Since 2005, wet-bulb temperature values above 95 degrees have been measured for short periods on nine occasions in subtropical locations including Pakistan and the Persian Gulf, and they appear to be becoming more frequent. Incidences of slightly lower wet-bulb temperature values in the 90 to 95-degree Fahrenheit range have more than tripled over the 40 years studied, according to the brief.

Greenwashing

An Amsterdam court ruled Dutch airline KLM misled customers through advertisements that suggested its flights are climate friendly with claims in advertisements “based on vague and general statements about environmental benefits, thereby misleading consumers.”

The carrier didn’t provide travelers with honest and concrete information, it said.

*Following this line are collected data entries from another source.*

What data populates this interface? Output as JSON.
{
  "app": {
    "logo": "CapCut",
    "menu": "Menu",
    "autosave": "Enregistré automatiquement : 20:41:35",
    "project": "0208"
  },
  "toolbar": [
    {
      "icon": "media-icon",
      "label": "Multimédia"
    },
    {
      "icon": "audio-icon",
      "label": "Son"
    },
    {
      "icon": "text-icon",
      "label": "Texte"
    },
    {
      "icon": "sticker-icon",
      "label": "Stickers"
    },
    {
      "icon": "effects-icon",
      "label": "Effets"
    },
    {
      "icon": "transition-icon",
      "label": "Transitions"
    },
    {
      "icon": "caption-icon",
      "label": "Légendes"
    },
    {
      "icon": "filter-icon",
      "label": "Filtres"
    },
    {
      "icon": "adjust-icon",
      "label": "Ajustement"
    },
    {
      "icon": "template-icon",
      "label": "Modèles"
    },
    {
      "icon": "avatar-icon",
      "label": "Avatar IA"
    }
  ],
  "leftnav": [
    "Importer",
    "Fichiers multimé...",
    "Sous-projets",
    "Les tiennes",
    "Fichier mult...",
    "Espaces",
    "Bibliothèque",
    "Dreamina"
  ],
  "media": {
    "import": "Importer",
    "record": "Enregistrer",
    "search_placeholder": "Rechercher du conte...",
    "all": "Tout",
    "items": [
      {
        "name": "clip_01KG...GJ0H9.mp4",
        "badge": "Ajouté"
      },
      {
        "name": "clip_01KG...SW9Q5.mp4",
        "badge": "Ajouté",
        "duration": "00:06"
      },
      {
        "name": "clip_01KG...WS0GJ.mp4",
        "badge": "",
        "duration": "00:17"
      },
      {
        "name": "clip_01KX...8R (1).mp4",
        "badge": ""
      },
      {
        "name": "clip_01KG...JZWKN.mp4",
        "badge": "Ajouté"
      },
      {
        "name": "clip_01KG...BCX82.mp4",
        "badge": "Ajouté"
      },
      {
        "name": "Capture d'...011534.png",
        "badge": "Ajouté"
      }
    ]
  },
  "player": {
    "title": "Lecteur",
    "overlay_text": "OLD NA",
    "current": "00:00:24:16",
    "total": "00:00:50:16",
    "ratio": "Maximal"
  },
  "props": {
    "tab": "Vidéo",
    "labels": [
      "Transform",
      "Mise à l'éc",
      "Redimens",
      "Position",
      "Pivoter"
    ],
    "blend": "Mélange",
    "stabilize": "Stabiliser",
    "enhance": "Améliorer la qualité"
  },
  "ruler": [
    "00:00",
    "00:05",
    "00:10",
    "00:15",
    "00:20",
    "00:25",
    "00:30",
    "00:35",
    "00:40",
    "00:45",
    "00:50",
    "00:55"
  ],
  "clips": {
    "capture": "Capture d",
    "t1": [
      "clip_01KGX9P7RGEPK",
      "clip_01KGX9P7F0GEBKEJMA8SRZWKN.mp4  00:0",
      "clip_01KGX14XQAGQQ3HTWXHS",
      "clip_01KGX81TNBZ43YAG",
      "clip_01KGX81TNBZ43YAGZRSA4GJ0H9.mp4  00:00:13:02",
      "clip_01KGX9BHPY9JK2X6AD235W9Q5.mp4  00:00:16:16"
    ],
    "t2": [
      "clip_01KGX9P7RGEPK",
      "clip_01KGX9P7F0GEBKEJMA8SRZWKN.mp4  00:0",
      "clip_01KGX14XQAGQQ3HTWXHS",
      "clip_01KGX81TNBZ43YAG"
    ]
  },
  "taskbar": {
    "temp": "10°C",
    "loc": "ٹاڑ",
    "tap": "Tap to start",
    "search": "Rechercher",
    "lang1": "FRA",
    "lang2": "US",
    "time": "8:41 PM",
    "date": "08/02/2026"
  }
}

Airlines depend on sustainable aviation fuels or buying carbon offsets to demonstrate how they are reducing emissions, but many of those steps are currently seen as inadequate, Bloomberg reported in an article this week on Insurance Journal.

Air France-KLM’s Dutch arm was one of the first major airlines to face a lawsuit over greenwashing when it was sued by environmental pressure groups in 2022 over allegations that the airline’s “Fly Responsibly” campaign created a false impression of its climate impact.

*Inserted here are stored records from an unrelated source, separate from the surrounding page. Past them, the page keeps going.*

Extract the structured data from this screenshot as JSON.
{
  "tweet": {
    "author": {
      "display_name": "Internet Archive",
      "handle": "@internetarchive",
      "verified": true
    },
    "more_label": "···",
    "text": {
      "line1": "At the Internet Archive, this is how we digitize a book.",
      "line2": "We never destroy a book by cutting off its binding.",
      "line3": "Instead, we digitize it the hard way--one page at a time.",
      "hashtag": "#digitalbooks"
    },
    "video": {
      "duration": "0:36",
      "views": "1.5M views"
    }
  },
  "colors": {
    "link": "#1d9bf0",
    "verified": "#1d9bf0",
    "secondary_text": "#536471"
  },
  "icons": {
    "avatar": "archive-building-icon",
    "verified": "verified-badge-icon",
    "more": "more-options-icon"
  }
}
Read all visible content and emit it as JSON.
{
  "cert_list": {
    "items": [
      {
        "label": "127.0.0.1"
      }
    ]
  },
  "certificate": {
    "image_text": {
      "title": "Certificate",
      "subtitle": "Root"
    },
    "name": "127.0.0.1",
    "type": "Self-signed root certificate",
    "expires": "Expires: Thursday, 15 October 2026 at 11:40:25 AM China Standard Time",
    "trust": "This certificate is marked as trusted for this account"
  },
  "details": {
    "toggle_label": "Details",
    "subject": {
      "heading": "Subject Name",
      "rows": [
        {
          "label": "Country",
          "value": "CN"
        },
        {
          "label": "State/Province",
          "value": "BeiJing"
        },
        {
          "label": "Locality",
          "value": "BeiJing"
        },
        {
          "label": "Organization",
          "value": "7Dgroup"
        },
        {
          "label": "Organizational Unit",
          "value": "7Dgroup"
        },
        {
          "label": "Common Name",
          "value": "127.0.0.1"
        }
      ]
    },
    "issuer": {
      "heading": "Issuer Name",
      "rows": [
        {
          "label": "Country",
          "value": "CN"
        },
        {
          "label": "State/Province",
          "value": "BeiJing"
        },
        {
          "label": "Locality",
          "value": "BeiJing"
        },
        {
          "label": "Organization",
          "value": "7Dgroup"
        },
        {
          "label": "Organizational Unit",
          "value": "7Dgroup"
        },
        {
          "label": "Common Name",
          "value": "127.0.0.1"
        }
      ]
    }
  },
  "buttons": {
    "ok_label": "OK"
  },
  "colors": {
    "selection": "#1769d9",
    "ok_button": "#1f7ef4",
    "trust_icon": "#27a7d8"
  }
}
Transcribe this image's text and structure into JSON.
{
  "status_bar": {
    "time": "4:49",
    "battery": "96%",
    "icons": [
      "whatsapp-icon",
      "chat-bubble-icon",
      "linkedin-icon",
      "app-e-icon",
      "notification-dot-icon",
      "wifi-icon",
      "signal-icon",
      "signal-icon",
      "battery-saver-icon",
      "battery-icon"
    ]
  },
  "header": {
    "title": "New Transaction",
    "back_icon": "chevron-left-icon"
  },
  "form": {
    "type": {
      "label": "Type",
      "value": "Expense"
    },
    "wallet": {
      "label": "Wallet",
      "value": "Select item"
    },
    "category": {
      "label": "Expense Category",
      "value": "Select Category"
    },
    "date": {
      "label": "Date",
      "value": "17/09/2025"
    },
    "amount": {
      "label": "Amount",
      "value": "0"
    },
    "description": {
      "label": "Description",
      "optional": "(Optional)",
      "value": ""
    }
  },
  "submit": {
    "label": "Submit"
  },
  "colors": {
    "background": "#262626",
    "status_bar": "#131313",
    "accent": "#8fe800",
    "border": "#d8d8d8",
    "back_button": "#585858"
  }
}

KLM paints an “overly rosy picture” of measures such as sustainable aviation fuels and reforestation which “only marginally reduce the negative environmental aspects and give the wrong impression that flying with KLM is sustainable,” the court said in its verdict. The airline has discontinued the ad campaign, Bloomberg reported.

More Heat Stress

Heat stress may reduce productivity, a potential worry for people who see it as an important part of economies.

A new study from the National University of Singapore called Project HeatSafe entails a large-scale study in Singapore and the region aimed at investigating the impact of rising heat levels on the health, productivity and well-being of occupational workers in tropical climates, as well as the impact of heat stress on a macroeconomic and national level.

The study also indicates heat stress causes lower fertility and reduced cognitive capacity.

The study examines wet-bulb globe temperature, a measure of heat stress in direct sunlight, which considers humidity, air temperature, wind speed and solar radiation, at 24 indoor and outdoor workplaces.

The study aimed to find out how workers and their employers perceived heat stress during the hottest months of the year (April to August), and the impact on productivity through surveys with 355 workers and 214 employers in Singapore.

It found the higher the physical and mental exertion in the job role, the higher the productivity and economic losses. Economic loss significantly increased along with workers exposed to adverse environmental conditions at the workplace, such as working under the sun or being exposed to additional sources of heat. For every hot day, it was estimated the reduced productivity during working hours translated into a median income loss of S$21 per worker, roughly 24% of the daily median salary of the surveyed workers, the study shows.